#!/usr/bin/env python
# coding: utf-8

# # [NTDS'19] tutorial 4: Manipulating graphs with NetworkX
# [ntds'19]: https://github.com/mdeff/ntds_2019
# 
# [Effrosyni Simou](https://people.epfl.ch/effrosyni.simou), [EPFL LTS4](https://lts4.epfl.ch).
# Adapted from [NTDS'17 NetworkX demo](https://nbviewer.jupyter.org/github/mdeff/ntds_2017/blob/outputs/demos/04_networkx.ipynb).

# In this session we will get introduced to NetworkX, explore some of the most common network models, look at their basic properties and compare them.

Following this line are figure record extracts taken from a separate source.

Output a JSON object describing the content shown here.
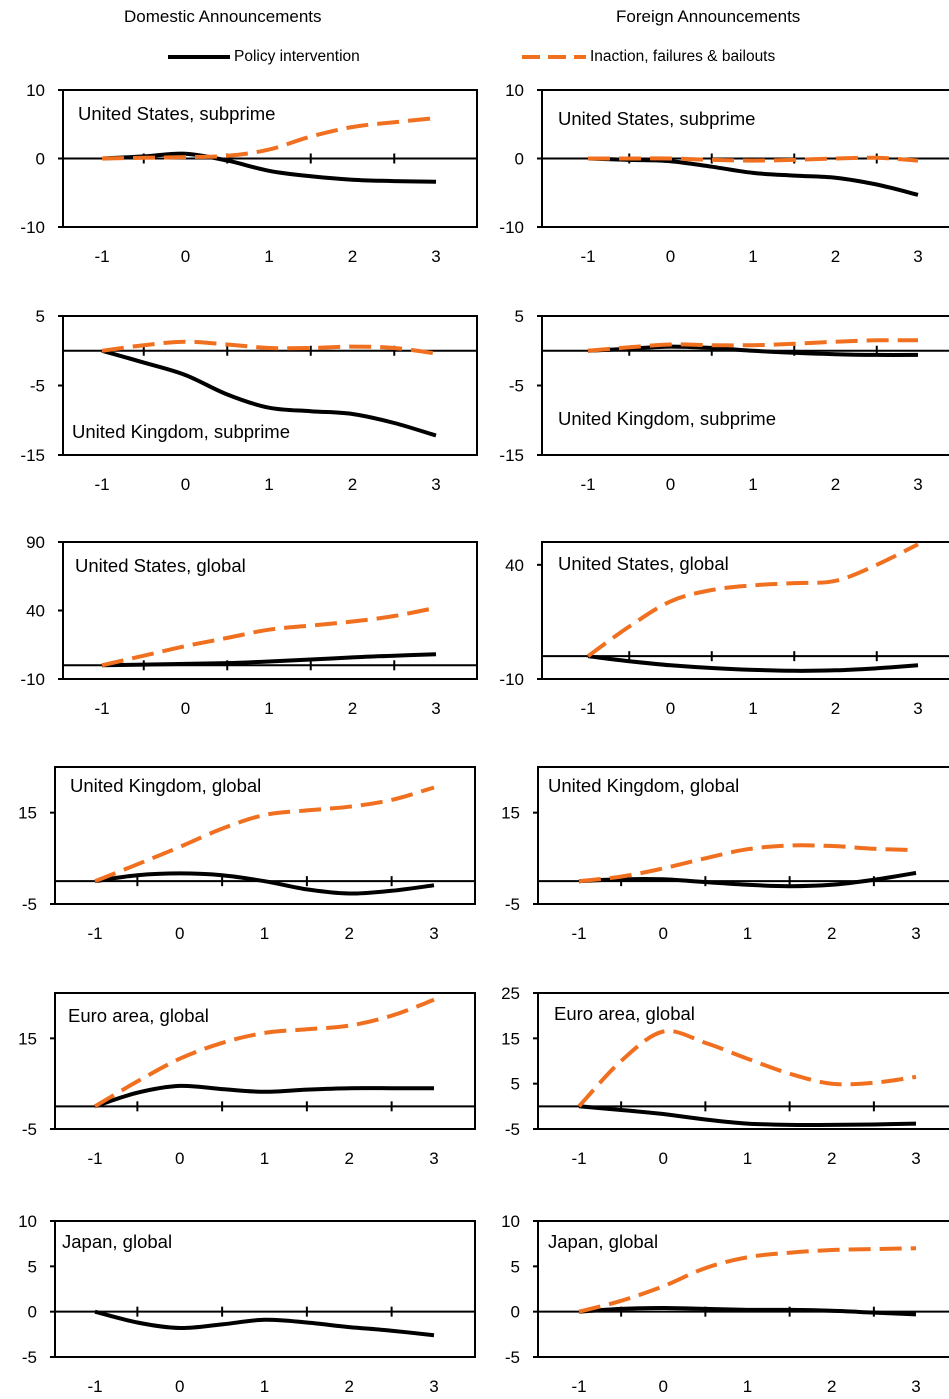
{
  "headers": {
    "left": "Domestic Announcements",
    "right": "Foreign Announcements"
  },
  "legend": {
    "policy": "Policy intervention",
    "inaction": "Inaction, failures & bailouts"
  },
  "colors": {
    "policy": "#000000",
    "inaction": "#f07020"
  },
  "chart_data": [
    {
      "type": "line",
      "title": "United States, subprime",
      "column": "Domestic",
      "ylim": [
        -10,
        10
      ],
      "yticks": [
        10,
        0,
        -10
      ],
      "xlim": [
        -1,
        3
      ],
      "xticks": [
        -1,
        0,
        1,
        2,
        3
      ],
      "series": [
        {
          "key": "policy",
          "x": [
            -1,
            -0.5,
            0,
            0.5,
            1,
            1.5,
            2,
            2.5,
            3
          ],
          "y": [
            0,
            0.3,
            0.7,
            -0.3,
            -1.8,
            -2.6,
            -3.1,
            -3.3,
            -3.4
          ]
        },
        {
          "key": "inaction",
          "x": [
            -1,
            -0.5,
            0,
            0.5,
            1,
            1.5,
            2,
            2.5,
            3
          ],
          "y": [
            0,
            0.1,
            0.2,
            0.4,
            1.3,
            3.2,
            4.6,
            5.3,
            5.9
          ]
        }
      ]
    },
    {
      "type": "line",
      "title": "United States, subprime",
      "column": "Foreign",
      "ylim": [
        -10,
        10
      ],
      "yticks": [
        10,
        0,
        -10
      ],
      "xlim": [
        -1,
        3
      ],
      "xticks": [
        -1,
        0,
        1,
        2,
        3
      ],
      "series": [
        {
          "key": "policy",
          "x": [
            -1,
            -0.5,
            0,
            0.5,
            1,
            1.5,
            2,
            2.5,
            3
          ],
          "y": [
            0,
            -0.2,
            -0.4,
            -1.2,
            -2.1,
            -2.5,
            -2.8,
            -3.8,
            -5.3
          ]
        },
        {
          "key": "inaction",
          "x": [
            -1,
            -0.5,
            0,
            0.5,
            1,
            1.5,
            2,
            2.5,
            3
          ],
          "y": [
            0,
            0,
            0,
            -0.2,
            -0.3,
            -0.2,
            0,
            0.1,
            -0.3
          ]
        }
      ]
    },
    {
      "type": "line",
      "title": "United Kingdom, subprime",
      "column": "Domestic",
      "ylim": [
        -15,
        5
      ],
      "yticks": [
        5,
        -5,
        -15
      ],
      "xlim": [
        -1,
        3
      ],
      "xticks": [
        -1,
        0,
        1,
        2,
        3
      ],
      "series": [
        {
          "key": "policy",
          "x": [
            -1,
            -0.5,
            0,
            0.5,
            1,
            1.5,
            2,
            2.5,
            3
          ],
          "y": [
            0,
            -1.7,
            -3.5,
            -6.3,
            -8.2,
            -8.7,
            -9.1,
            -10.4,
            -12.2
          ]
        },
        {
          "key": "inaction",
          "x": [
            -1,
            -0.5,
            0,
            0.5,
            1,
            1.5,
            2,
            2.5,
            3
          ],
          "y": [
            0,
            0.8,
            1.3,
            0.9,
            0.4,
            0.4,
            0.6,
            0.4,
            -0.4
          ]
        }
      ]
    },
    {
      "type": "line",
      "title": "United Kingdom, subprime",
      "column": "Foreign",
      "ylim": [
        -15,
        5
      ],
      "yticks": [
        5,
        -5,
        -15
      ],
      "xlim": [
        -1,
        3
      ],
      "xticks": [
        -1,
        0,
        1,
        2,
        3
      ],
      "series": [
        {
          "key": "policy",
          "x": [
            -1,
            -0.5,
            0,
            0.5,
            1,
            1.5,
            2,
            2.5,
            3
          ],
          "y": [
            0,
            0.3,
            0.6,
            0.4,
            0,
            -0.3,
            -0.5,
            -0.6,
            -0.6
          ]
        },
        {
          "key": "inaction",
          "x": [
            -1,
            -0.5,
            0,
            0.5,
            1,
            1.5,
            2,
            2.5,
            3
          ],
          "y": [
            0,
            0.5,
            0.9,
            0.8,
            0.8,
            1,
            1.3,
            1.5,
            1.5
          ]
        }
      ]
    },
    {
      "type": "line",
      "title": "United States, global",
      "column": "Domestic",
      "ylim": [
        -10,
        90
      ],
      "yticks": [
        90,
        40,
        -10
      ],
      "xlim": [
        -1,
        3
      ],
      "xticks": [
        -1,
        0,
        1,
        2,
        3
      ],
      "series": [
        {
          "key": "policy",
          "x": [
            -1,
            -0.5,
            0,
            0.5,
            1,
            1.5,
            2,
            2.5,
            3
          ],
          "y": [
            0,
            0.5,
            1,
            1.6,
            2.8,
            4.2,
            5.8,
            7,
            8
          ]
        },
        {
          "key": "inaction",
          "x": [
            -1,
            -0.5,
            0,
            0.5,
            1,
            1.5,
            2,
            2.5,
            3
          ],
          "y": [
            0,
            7,
            14,
            20,
            26,
            29,
            32,
            36,
            42
          ]
        }
      ]
    },
    {
      "type": "line",
      "title": "United States, global",
      "column": "Foreign",
      "ylim": [
        -10,
        50
      ],
      "yticks": [
        40,
        -10
      ],
      "xlim": [
        -1,
        3
      ],
      "xticks": [
        -1,
        0,
        1,
        2,
        3
      ],
      "series": [
        {
          "key": "policy",
          "x": [
            -1,
            -0.5,
            0,
            0.5,
            1,
            1.5,
            2,
            2.5,
            3
          ],
          "y": [
            0,
            -2.2,
            -4,
            -5.2,
            -6,
            -6.4,
            -6.2,
            -5.3,
            -4
          ]
        },
        {
          "key": "inaction",
          "x": [
            -1,
            -0.5,
            0,
            0.5,
            1,
            1.5,
            2,
            2.5,
            3
          ],
          "y": [
            0,
            13,
            24,
            29,
            31,
            32,
            33,
            40,
            49
          ]
        }
      ]
    },
    {
      "type": "line",
      "title": "United Kingdom, global",
      "column": "Domestic",
      "ylim": [
        -5,
        25
      ],
      "yticks": [
        15,
        -5
      ],
      "xlim": [
        -1,
        3
      ],
      "xticks": [
        -1,
        0,
        1,
        2,
        3
      ],
      "series": [
        {
          "key": "policy",
          "x": [
            -1,
            -0.5,
            0,
            0.5,
            1,
            1.5,
            2,
            2.5,
            3
          ],
          "y": [
            0,
            1.3,
            1.7,
            1.3,
            0,
            -1.8,
            -2.7,
            -2.1,
            -0.9
          ]
        },
        {
          "key": "inaction",
          "x": [
            -1,
            -0.5,
            0,
            0.5,
            1,
            1.5,
            2,
            2.5,
            3
          ],
          "y": [
            0,
            3.7,
            7.5,
            11.5,
            14.5,
            15.5,
            16.3,
            17.8,
            20.5
          ]
        }
      ]
    },
    {
      "type": "line",
      "title": "United Kingdom, global",
      "column": "Foreign",
      "ylim": [
        -5,
        25
      ],
      "yticks": [
        15,
        -5
      ],
      "xlim": [
        -1,
        3
      ],
      "xticks": [
        -1,
        0,
        1,
        2,
        3
      ],
      "series": [
        {
          "key": "policy",
          "x": [
            -1,
            -0.5,
            0,
            0.5,
            1,
            1.5,
            2,
            2.5,
            3
          ],
          "y": [
            0,
            0.4,
            0.4,
            -0.2,
            -0.8,
            -1.1,
            -0.8,
            0.3,
            1.8
          ]
        },
        {
          "key": "inaction",
          "x": [
            -1,
            -0.5,
            0,
            0.5,
            1,
            1.5,
            2,
            2.5,
            3
          ],
          "y": [
            0,
            1,
            2.8,
            5,
            7,
            7.8,
            7.7,
            7.1,
            6.8
          ]
        }
      ]
    },
    {
      "type": "line",
      "title": "Euro area,  global",
      "column": "Domestic",
      "ylim": [
        -5,
        25
      ],
      "yticks": [
        15,
        -5
      ],
      "xlim": [
        -1,
        3
      ],
      "xticks": [
        -1,
        0,
        1,
        2,
        3
      ],
      "series": [
        {
          "key": "policy",
          "x": [
            -1,
            -0.5,
            0,
            0.5,
            1,
            1.5,
            2,
            2.5,
            3
          ],
          "y": [
            0,
            3,
            4.5,
            3.8,
            3.2,
            3.7,
            4,
            4,
            4
          ]
        },
        {
          "key": "inaction",
          "x": [
            -1,
            -0.5,
            0,
            0.5,
            1,
            1.5,
            2,
            2.5,
            3
          ],
          "y": [
            0,
            5.5,
            10.5,
            14,
            16.2,
            17,
            17.8,
            20,
            23.5
          ]
        }
      ]
    },
    {
      "type": "line",
      "title": "Euro area,  global",
      "column": "Foreign",
      "ylim": [
        -5,
        25
      ],
      "yticks": [
        25,
        15,
        5,
        -5
      ],
      "xlim": [
        -1,
        3
      ],
      "xticks": [
        -1,
        0,
        1,
        2,
        3
      ],
      "series": [
        {
          "key": "policy",
          "x": [
            -1,
            -0.5,
            0,
            0.5,
            1,
            1.5,
            2,
            2.5,
            3
          ],
          "y": [
            0,
            -0.8,
            -1.7,
            -2.9,
            -3.8,
            -4.1,
            -4.1,
            -4,
            -3.8
          ]
        },
        {
          "key": "inaction",
          "x": [
            -1,
            -0.5,
            0,
            0.5,
            1,
            1.5,
            2,
            2.5,
            3
          ],
          "y": [
            0,
            10,
            16.5,
            14,
            10.5,
            7.2,
            5,
            5.2,
            6.5
          ]
        }
      ]
    },
    {
      "type": "line",
      "title": "Japan, global",
      "column": "Domestic",
      "ylim": [
        -5,
        10
      ],
      "yticks": [
        10,
        5,
        0,
        -5
      ],
      "xlim": [
        -1,
        3
      ],
      "xticks": [
        -1,
        0,
        1,
        2,
        3
      ],
      "series": [
        {
          "key": "policy",
          "x": [
            -1,
            -0.5,
            0,
            0.5,
            1,
            1.5,
            2,
            2.5,
            3
          ],
          "y": [
            0,
            -1.2,
            -1.8,
            -1.4,
            -0.9,
            -1.2,
            -1.7,
            -2.1,
            -2.6
          ]
        }
      ]
    },
    {
      "type": "line",
      "title": "Japan, global",
      "column": "Foreign",
      "ylim": [
        -5,
        10
      ],
      "yticks": [
        10,
        5,
        0,
        -5
      ],
      "xlim": [
        -1,
        3
      ],
      "xticks": [
        -1,
        0,
        1,
        2,
        3
      ],
      "series": [
        {
          "key": "policy",
          "x": [
            -1,
            -0.5,
            0,
            0.5,
            1,
            1.5,
            2,
            2.5,
            3
          ],
          "y": [
            0,
            0.3,
            0.4,
            0.3,
            0.2,
            0.2,
            0.1,
            -0.1,
            -0.3
          ]
        },
        {
          "key": "inaction",
          "x": [
            -1,
            -0.5,
            0,
            0.5,
            1,
            1.5,
            2,
            2.5,
            3
          ],
          "y": [
            0,
            1.2,
            2.8,
            4.8,
            6,
            6.5,
            6.8,
            6.9,
            7
          ]
        }
      ]
    }
  ]
}
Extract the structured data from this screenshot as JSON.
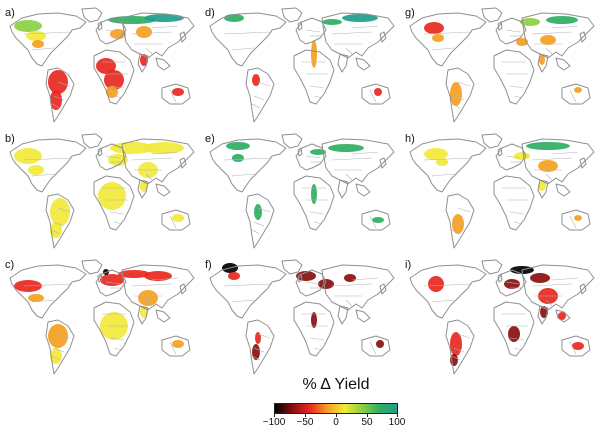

# ## 1 Creating graphs using network models
# 
# There are many libraries that deal with creation and manipulation of graph data.
# We will use NetworkX to create basic network models, as they are already implemented in the library.
# The full documentation of NetworkX 2.3 (installed in your `ntds_2019` environment) can be found [online](https://networkx.github.io/documentation/stable/).

# In[1]:


get_ipython().run_line_magic('matplotlib', 'inline')

import collections

import numpy as np
from scipy import spatial
from matplotlib import pyplot as plt
import networkx as nx


# Create an Erdős-Rényi graph with $N=100$ vertices, and a probability of connecting each pair of vertices equal to $p=0.15$.

# In[2]:


N = 100  # number of nodes
p = 0.15  # probability of connection
er = nx.erdos_renyi_graph(N, p)


# You can retrieve the adjacency matrix of the graph, from the `Graph` object `er` as follows:

# In[3]:


er_adj = nx.adjacency_matrix(er, range(N))
er_adj = er_adj.todense()


# You can now visualise the adjacency matrix:

# In[4]:


plt.spy(er_adj);


# ## 2 Plotting graphs
# 
# With NetworkX and Matplotlib we can also plot a graph. For example, we can plot the Erdős-Rényi graph that we created before as follows:

# In[5]:


nx.draw(er)


# ### 2.1 Exercise
# 
# Create a Barabasi-Albert graph and a Watts-Strogatz graph and plot them.

# In[ ]:


# Create a Barabasi-Albert graph.
ba =  # your code here


# In[ ]:


# Create a Watts-Strogartz graph.
ws =  # your code here


# ## 3 Modifying graphs
# 
# It's easy to add or remove edges, but also nodes. If we add an edge between nodes that don't yet exist, they will be automatically created.

# In[6]:


er.add_node(100)


# In[7]:


er.nodes()


# Similarly, you can add and remove a collection of nodes or edges, and add and remove one node or edge:
# * Adding nodes with:
#     * `G.add_node`: One node at a time
#     * `G.add_nodes_from`: A container of nodes
# * Adding edges with:
#     * `G.add_edge`: One edge at a time
#     * `G.add_edges_from`: A container of edges
# * Removing nodes with:
#     * `G.remove_node`: One node at a time
#     * `G.remove_nodes_from`: A container of nodes
# * Removing edges with:
#     * `G.remove_edge`: One edge at a time
#     * `G.remove_edges_from`: A container of edges
# 
# You can get the number of edges with `G.size()`.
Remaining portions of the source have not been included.